I don’t know if you’ve noticed lately, but the worlds wealthiest are getting richer every day, while the rest of us are left to pick up their scraps. Luxury goods continue to fly off the shelves at an astonishing rate as the affluent enjoy the fruits of their labor, or shall I say good fortune. Either way, luxury brands don’t seem to have a shortage of countries to pedal their wares. Russia, China, Mexico, and other emerging markets are ripe for the picking as the number of millionaires grows daily. Slow down in Japan, no worries; there are plenty of regions to pick up the slack and Richemont’s(CFR) latest earnings is evidence of that.
Richemont is a conglomeration of fashion businesses including jewelry brands Van Cleef & Arpels and Cartier, watchmakers Baume & Mercier and Piaget, snazzy pen maker Montblanc, leather bag maker Alfred Dunhill, and women’s clothier Chloe. All very well respected in the fashion industry and all independently run by their managers. The interesting piece to this mix is their ownership stake in British American Tobacco (BTI), one of the holdings in our Bastard Fund. I can hear the socially responsible investors running for the hills. Long story short, in Richemont’s early days, 1988, the company had a large position in Rothmans International. In 1999, British American merged with Rothmans, and Richemont ended up with a 23 percent share in the larger company. Since then, it’s lowered to 19 percent where it currently stands today. It’s not a politically correct investment, but the equity stake produces a boatload of cash, useful for growing the main operating parts of the business.
The equity investment aside, here are five reasons Richemont is the real deal:
- In 2007, operating sales increased 16 percent with double-digit increases in every segment of their consumer goods portfolio including a 50 percent gain in their Chloe unit, thanks to an expanded retail network.
- In March the company entered into a 50/50 partnership with Ralph Lauren(RL) to create the Ralph Lauren Watch Company. This can’t miss.
- For the first time in five years, in 2006, the company produced more profits from their operating businesses then from their equity investment in British American Tobacco. In 2007, once audited numbers are available, they’ll make it two years in a row.
- The stock currently trades at 34 times earnings. Given they own some of the finest brands in the world; it’s not unreasonable.
- Sales in Europe and Asia account for 65 percent of total revenue.
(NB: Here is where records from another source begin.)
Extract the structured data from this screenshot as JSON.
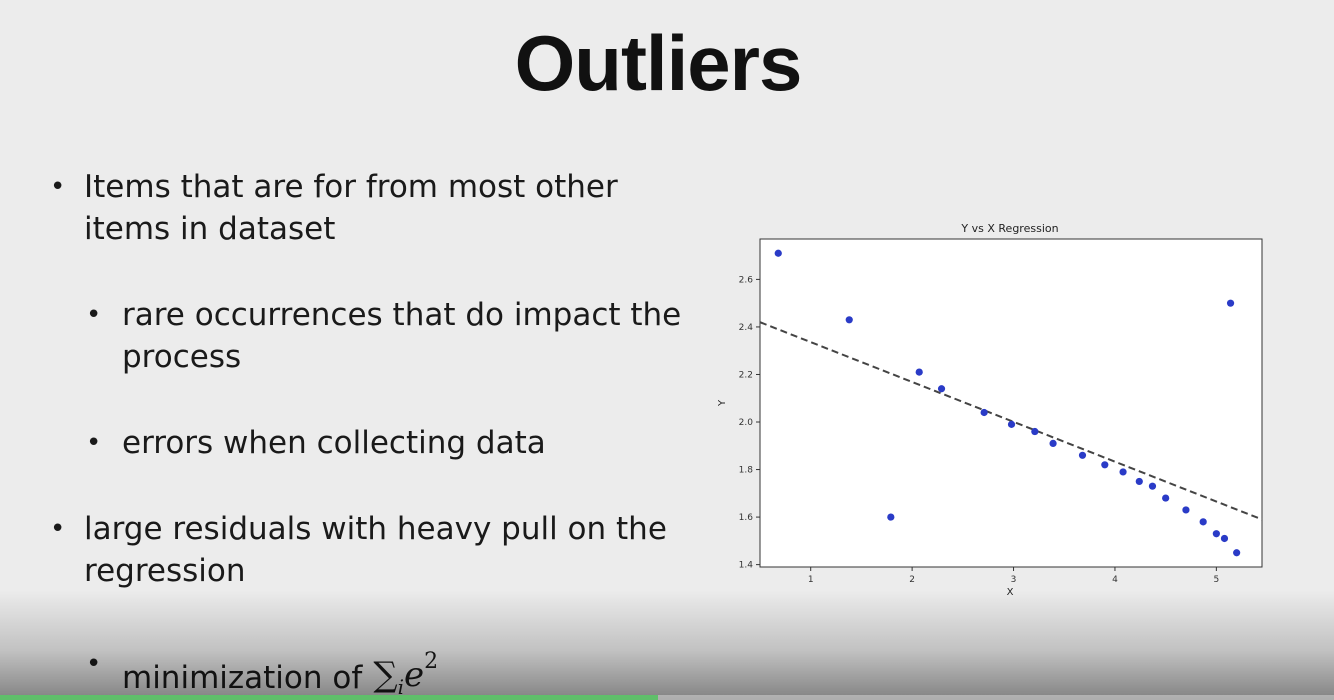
{
  "slide": {
    "title": "Outliers",
    "bullets": [
      {
        "level": 1,
        "text": "Items that are for from most other items in dataset"
      },
      {
        "level": 2,
        "text": "rare occurrences that do impact the process"
      },
      {
        "level": 2,
        "text": "errors when collecting data"
      },
      {
        "level": 1,
        "text": "large residuals with heavy pull on the regression"
      },
      {
        "level": 2,
        "text": "minimization of"
      }
    ],
    "bullet_glyph": "•",
    "formula": {
      "sum": "∑",
      "index": "i",
      "base": "e",
      "exponent": "2"
    }
  },
  "chart_data": {
    "type": "scatter",
    "title": "Y vs X Regression",
    "xlabel": "X",
    "ylabel": "Y",
    "xlim": [
      0.5,
      5.45
    ],
    "ylim": [
      1.39,
      2.77
    ],
    "xticks": [
      1,
      2,
      3,
      4,
      5
    ],
    "yticks": [
      1.4,
      1.6,
      1.8,
      2.0,
      2.2,
      2.4,
      2.6
    ],
    "grid": false,
    "points": [
      {
        "x": 0.68,
        "y": 2.71
      },
      {
        "x": 1.38,
        "y": 2.43
      },
      {
        "x": 1.79,
        "y": 1.6
      },
      {
        "x": 2.07,
        "y": 2.21
      },
      {
        "x": 2.29,
        "y": 2.14
      },
      {
        "x": 2.71,
        "y": 2.04
      },
      {
        "x": 2.98,
        "y": 1.99
      },
      {
        "x": 3.21,
        "y": 1.96
      },
      {
        "x": 3.39,
        "y": 1.91
      },
      {
        "x": 3.68,
        "y": 1.86
      },
      {
        "x": 3.9,
        "y": 1.82
      },
      {
        "x": 4.08,
        "y": 1.79
      },
      {
        "x": 4.24,
        "y": 1.75
      },
      {
        "x": 4.37,
        "y": 1.73
      },
      {
        "x": 4.5,
        "y": 1.68
      },
      {
        "x": 4.7,
        "y": 1.63
      },
      {
        "x": 4.87,
        "y": 1.58
      },
      {
        "x": 5.0,
        "y": 1.53
      },
      {
        "x": 5.08,
        "y": 1.51
      },
      {
        "x": 5.14,
        "y": 2.5
      },
      {
        "x": 5.2,
        "y": 1.45
      }
    ],
    "regression_line": {
      "x": [
        0.5,
        5.45
      ],
      "y": [
        2.42,
        1.59
      ],
      "style": "dashed"
    },
    "point_color": "#2a3bc7",
    "line_color": "#444444"
  },
  "player": {
    "progress": 0.493,
    "progress_color": "#5fbf6a"
  }
}
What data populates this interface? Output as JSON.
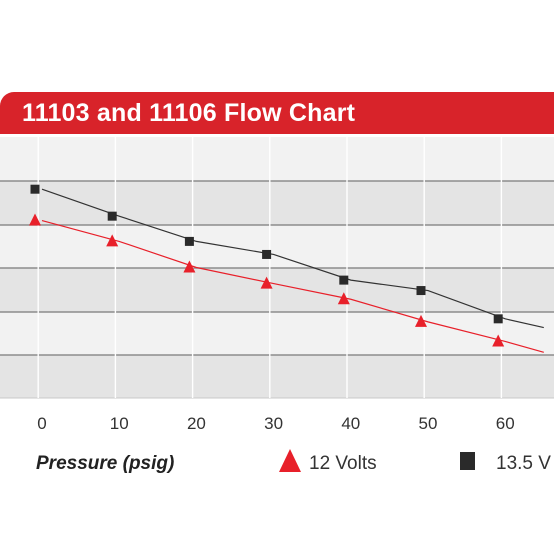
{
  "colors": {
    "header": "#d8232a",
    "band_dark": "#e4e4e4",
    "band_light": "#f2f2f2",
    "grid": "#8c8c8c",
    "series_12v": "#e8202a",
    "series_13v": "#2a2a2a",
    "line_12v": "#e8202a",
    "line_13v": "#333333"
  },
  "chart_data": {
    "type": "line",
    "title": "11103 and 11106 Flow Chart",
    "xlabel": "Pressure (psig)",
    "ylabel": "",
    "x_ticks": [
      "0",
      "10",
      "20",
      "30",
      "40",
      "50",
      "60"
    ],
    "xlim": [
      -4,
      65
    ],
    "ylim": [
      0,
      6
    ],
    "grid": true,
    "legend_placement": "bottom",
    "series": [
      {
        "name": "12 Volts",
        "marker": "triangle",
        "x": [
          0,
          10,
          20,
          30,
          40,
          50,
          60,
          65
        ],
        "y": [
          4.08,
          3.6,
          3.0,
          2.63,
          2.27,
          1.75,
          1.3,
          1.05
        ]
      },
      {
        "name": "13.5 V",
        "marker": "square",
        "x": [
          0,
          10,
          20,
          30,
          40,
          50,
          60,
          65
        ],
        "y": [
          4.8,
          4.18,
          3.6,
          3.3,
          2.71,
          2.47,
          1.82,
          1.62
        ]
      }
    ]
  }
}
I wrote an article last week about Valentino Fashion Group stressing this is where the action is in luxury fashion.
Ever since I can remember, I’ve had friends who salivated over the Montblanc pen. I personally don’t get it but do understand there are plenty of people around the world who consider this and other Richemont brands, symbols of success. Rather than decry their ostentatious ways, buy the stock instead, making and saving yourself a bundle of money. You can always buy a BIC or two with the difference.